Tembleque is a coconut dessert pudding from Puerto Rico. It is one of the most popular desserts in Puerto Rican cuisine.

Ingredients

Tembleque is made by cooking coconut milk, heavy cream, salt, cornstarch, cinnamon, and sugar. Recipes may include spices such as cloves, vanilla, and nutmeg or extra flavoring such as rum, orange blossom water and cream of coconut, or may be garnished with mint, almonds, fruit, flavored syrup or chocolate shavings.

Cultural importance

It is a holiday dish, served on New Year's Day throughout the island of Puerto Rico. While the recipe may have originated in Puerto Rico, there are variants on the dish in Latin America and other countries. In Brazil, the dish is known as manjar branco.

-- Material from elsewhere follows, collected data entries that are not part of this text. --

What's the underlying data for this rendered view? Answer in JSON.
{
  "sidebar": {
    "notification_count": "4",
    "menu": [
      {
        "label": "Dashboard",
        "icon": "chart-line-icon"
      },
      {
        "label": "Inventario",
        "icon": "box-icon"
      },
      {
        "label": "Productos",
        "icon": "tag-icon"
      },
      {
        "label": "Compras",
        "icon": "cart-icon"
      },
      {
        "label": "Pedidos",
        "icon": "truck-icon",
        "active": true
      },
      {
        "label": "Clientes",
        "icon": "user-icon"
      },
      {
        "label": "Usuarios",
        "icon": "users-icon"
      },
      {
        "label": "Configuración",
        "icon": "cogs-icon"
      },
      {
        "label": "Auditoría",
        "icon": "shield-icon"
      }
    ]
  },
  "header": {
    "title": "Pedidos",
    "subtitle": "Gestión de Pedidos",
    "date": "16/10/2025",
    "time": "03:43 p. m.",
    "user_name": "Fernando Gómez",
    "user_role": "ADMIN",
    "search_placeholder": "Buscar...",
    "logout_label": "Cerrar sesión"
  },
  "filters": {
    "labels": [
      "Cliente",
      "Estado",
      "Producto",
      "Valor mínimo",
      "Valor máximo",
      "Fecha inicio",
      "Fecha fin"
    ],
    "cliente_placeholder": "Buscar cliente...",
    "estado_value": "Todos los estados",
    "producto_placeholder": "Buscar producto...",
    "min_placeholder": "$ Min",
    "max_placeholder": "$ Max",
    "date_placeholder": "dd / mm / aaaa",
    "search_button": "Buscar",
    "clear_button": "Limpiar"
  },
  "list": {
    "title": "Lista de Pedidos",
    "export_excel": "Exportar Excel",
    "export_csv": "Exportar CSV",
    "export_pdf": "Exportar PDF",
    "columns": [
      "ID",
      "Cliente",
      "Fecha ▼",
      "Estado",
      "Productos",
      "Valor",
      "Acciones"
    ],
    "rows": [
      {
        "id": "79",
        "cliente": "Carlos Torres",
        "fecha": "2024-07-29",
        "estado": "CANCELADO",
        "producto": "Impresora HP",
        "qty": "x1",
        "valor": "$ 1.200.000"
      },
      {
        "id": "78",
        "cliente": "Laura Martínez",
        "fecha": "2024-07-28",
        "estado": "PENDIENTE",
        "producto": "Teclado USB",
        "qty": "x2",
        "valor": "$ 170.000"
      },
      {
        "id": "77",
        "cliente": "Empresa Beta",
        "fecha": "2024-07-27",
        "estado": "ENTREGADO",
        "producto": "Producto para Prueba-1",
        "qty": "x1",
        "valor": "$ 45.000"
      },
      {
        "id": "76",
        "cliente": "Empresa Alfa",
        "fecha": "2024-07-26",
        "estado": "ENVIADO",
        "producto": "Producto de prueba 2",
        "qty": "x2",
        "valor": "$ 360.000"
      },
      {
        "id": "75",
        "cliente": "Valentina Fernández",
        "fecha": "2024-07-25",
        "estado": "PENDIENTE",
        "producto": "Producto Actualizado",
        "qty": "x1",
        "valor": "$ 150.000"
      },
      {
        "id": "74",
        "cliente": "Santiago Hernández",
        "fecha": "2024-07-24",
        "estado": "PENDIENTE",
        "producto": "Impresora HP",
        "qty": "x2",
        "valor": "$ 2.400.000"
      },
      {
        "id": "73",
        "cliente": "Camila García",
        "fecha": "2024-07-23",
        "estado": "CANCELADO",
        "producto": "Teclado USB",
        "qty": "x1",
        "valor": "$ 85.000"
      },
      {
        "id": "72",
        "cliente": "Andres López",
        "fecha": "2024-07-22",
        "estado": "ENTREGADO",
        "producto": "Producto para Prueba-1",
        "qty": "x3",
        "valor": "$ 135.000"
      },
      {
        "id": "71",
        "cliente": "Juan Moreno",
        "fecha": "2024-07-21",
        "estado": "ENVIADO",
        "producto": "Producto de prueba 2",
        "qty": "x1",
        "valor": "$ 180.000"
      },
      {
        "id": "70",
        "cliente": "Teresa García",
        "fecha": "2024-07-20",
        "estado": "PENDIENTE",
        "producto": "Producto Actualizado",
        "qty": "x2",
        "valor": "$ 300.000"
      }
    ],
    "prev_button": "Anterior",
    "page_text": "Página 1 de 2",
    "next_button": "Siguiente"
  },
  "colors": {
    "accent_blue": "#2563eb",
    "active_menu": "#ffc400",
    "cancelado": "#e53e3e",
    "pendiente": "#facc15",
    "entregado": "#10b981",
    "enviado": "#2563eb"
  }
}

According to the Encyclopedia of Puerto Rico, published by the Foundation for the Humanities, each time a Puerto Rican migrant to the United States comes closer and closer to forgetting their roots, foods like tembleque bring them back and remind them who they are, reminds them of their island and of their grandmother.

Tembleque

In Spanish, the word tembleque is an adjective used to describe something that shakes or a noun, to describe the shakes themselves. The dessert, due to its Jell-O-like, gel texture trembles, shivers, shakes, and that is what the finished dessert does, when prepared correctly.